Not for the faint-hearted, but not to be missed.
Bill Tilland 2010-04-28
The Little Women quartet combines the turn-on-a-dime accuracy of math-rock with the raw energy of metal and thrash. Even though the music, according to the band, is “very structured compositionally,” that structure is undermined, subverted and pulverised throughout Throat, and sometimes reduced to an almost subliminal presence. This creates an intriguing aural paradox – music that’s both disciplined and chaotic, balanced perfectly on the brink of the abyss.
The program’s opening salvo grabs the listener and administers a good shaking. Foghorn blasts from the tenor and alto saxes of Travis Laplante and Darius Jones respectively are loaded with thick harmonics, and although nothing close to a melody emerges, the riffs keep mutating, separating and then coalescing. Meanwhile, guitarist Andrew Smiley contributes clangourous, dissonant chords and drummer Jason Nazary sounds as if he’s locked in a battle to the death with his drum kit. It’s a glorious cacophony which serves notice that Little Women take no prisoners. However, the piece also demonstrates the method in the group’s madness, with the underlying collective control gainsaying any initial impression that this is just another casual (over)blowing session.
The six additional pieces in this seven-part suite don’t offer any major concessions to the listener, although a quiet lyricism does emerges from time to time – often when it is least expected. The range of tempos, timbres and textures – even within a single piece – keeps the listener continually off balance. The music accelerates and decelerates, smooth arpeggios gradually disintegrating into angular shards of sound. Throat II suggests a Tibetan Buddhist ritual, with the two unaccompanied saxes playing multiphonic drones before slipping into a final bit of quiet meandering. Throat III is full tilt almost from start to finish, with some highly energised guitar skronk from Smiley. Throat IV, the longest track, opens with the two horns providing some sonorous, churchy harmonies, after which the ensemble slips into a cyclical motif before guitar and drums interrupt for a private conversation. It finally builds to a strident, single-note crescendo.

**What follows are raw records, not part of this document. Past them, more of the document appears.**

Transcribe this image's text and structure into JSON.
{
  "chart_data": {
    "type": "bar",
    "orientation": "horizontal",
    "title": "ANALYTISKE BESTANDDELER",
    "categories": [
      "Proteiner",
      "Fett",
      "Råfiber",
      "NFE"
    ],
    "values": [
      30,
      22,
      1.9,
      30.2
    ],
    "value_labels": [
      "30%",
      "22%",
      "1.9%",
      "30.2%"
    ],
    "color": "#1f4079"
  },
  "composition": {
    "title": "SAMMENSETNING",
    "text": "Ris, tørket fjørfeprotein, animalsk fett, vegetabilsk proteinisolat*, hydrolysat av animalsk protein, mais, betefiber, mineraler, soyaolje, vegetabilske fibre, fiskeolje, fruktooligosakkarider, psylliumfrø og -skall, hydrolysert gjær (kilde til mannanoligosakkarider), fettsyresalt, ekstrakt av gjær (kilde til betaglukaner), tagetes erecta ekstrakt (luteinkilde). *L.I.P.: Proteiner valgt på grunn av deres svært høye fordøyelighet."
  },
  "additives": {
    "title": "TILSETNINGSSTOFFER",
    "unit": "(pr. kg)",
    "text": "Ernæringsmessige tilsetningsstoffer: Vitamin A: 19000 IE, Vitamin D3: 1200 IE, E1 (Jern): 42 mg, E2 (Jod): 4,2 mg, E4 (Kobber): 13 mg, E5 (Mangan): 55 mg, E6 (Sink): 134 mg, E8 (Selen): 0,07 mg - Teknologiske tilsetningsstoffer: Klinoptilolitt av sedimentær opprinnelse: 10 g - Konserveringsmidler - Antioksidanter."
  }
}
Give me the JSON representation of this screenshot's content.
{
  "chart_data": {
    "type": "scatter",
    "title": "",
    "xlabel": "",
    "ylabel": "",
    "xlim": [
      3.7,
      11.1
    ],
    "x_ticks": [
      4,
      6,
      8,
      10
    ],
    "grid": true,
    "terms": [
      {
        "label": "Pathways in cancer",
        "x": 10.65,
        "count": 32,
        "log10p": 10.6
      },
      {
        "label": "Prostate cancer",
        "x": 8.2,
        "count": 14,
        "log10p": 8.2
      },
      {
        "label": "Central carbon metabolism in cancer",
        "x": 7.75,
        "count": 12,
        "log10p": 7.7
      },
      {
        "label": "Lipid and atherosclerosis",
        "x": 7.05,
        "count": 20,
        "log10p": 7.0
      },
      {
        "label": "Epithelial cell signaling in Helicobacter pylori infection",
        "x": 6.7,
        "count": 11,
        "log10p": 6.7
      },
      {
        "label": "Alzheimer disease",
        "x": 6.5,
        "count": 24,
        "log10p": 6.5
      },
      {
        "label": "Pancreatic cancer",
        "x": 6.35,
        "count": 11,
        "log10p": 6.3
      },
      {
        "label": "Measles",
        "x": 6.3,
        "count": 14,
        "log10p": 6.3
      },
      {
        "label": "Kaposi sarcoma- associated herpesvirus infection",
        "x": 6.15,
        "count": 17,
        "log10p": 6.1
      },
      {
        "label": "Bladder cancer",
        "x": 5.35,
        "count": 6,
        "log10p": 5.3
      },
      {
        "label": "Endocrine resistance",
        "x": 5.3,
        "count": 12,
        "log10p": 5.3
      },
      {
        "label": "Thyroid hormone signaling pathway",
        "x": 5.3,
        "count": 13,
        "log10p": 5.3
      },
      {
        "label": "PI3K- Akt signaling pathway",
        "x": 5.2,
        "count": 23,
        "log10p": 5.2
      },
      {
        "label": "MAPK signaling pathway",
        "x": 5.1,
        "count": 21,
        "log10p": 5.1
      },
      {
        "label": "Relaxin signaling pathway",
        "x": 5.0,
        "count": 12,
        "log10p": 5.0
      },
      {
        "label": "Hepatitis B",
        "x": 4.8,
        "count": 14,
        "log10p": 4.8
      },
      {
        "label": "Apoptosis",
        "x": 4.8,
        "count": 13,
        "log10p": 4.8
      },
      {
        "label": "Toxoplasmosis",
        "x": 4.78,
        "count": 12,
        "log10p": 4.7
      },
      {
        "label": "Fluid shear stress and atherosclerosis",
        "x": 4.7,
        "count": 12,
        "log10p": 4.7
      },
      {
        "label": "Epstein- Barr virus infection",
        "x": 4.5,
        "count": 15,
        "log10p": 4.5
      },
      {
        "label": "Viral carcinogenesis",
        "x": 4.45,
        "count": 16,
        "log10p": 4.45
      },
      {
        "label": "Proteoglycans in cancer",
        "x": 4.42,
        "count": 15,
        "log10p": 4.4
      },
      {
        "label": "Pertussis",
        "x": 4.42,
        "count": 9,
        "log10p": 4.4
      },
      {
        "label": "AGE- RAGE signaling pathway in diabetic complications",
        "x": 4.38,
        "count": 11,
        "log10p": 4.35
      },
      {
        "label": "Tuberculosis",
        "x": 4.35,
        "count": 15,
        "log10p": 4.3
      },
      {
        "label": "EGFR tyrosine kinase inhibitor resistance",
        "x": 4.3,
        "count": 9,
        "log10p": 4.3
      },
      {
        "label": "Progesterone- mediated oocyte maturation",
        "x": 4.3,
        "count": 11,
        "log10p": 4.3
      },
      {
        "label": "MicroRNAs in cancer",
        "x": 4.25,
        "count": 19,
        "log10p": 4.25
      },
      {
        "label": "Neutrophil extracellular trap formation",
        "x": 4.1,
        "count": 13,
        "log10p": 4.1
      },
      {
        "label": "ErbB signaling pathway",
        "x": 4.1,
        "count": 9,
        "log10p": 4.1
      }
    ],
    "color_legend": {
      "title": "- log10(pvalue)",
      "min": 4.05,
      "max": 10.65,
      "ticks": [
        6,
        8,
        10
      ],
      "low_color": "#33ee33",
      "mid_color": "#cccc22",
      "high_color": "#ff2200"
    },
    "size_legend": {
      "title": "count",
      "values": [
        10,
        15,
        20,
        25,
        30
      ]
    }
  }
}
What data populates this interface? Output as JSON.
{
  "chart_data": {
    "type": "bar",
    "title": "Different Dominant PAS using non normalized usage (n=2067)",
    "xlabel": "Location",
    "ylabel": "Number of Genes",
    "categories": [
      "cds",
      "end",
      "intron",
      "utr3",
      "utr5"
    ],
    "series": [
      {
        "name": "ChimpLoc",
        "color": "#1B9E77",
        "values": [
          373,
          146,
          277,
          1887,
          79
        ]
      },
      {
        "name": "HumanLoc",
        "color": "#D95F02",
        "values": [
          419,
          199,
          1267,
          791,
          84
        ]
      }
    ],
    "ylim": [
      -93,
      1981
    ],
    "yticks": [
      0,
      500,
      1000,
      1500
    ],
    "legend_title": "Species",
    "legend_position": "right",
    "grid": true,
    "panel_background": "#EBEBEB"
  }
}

The true test of the Little Women’s originality is that, aside from some very general comparisons with ecstatic free-jazz saxophone stylists such as Albert Ayler, Pharoah Sanders and late-period Coltrane – and some occasional trance-like riffs which could be loosely associated with the Philip Glass school of minimalism – the music is quite free of any overt influences. Not for the faint-hearted, but not to be missed.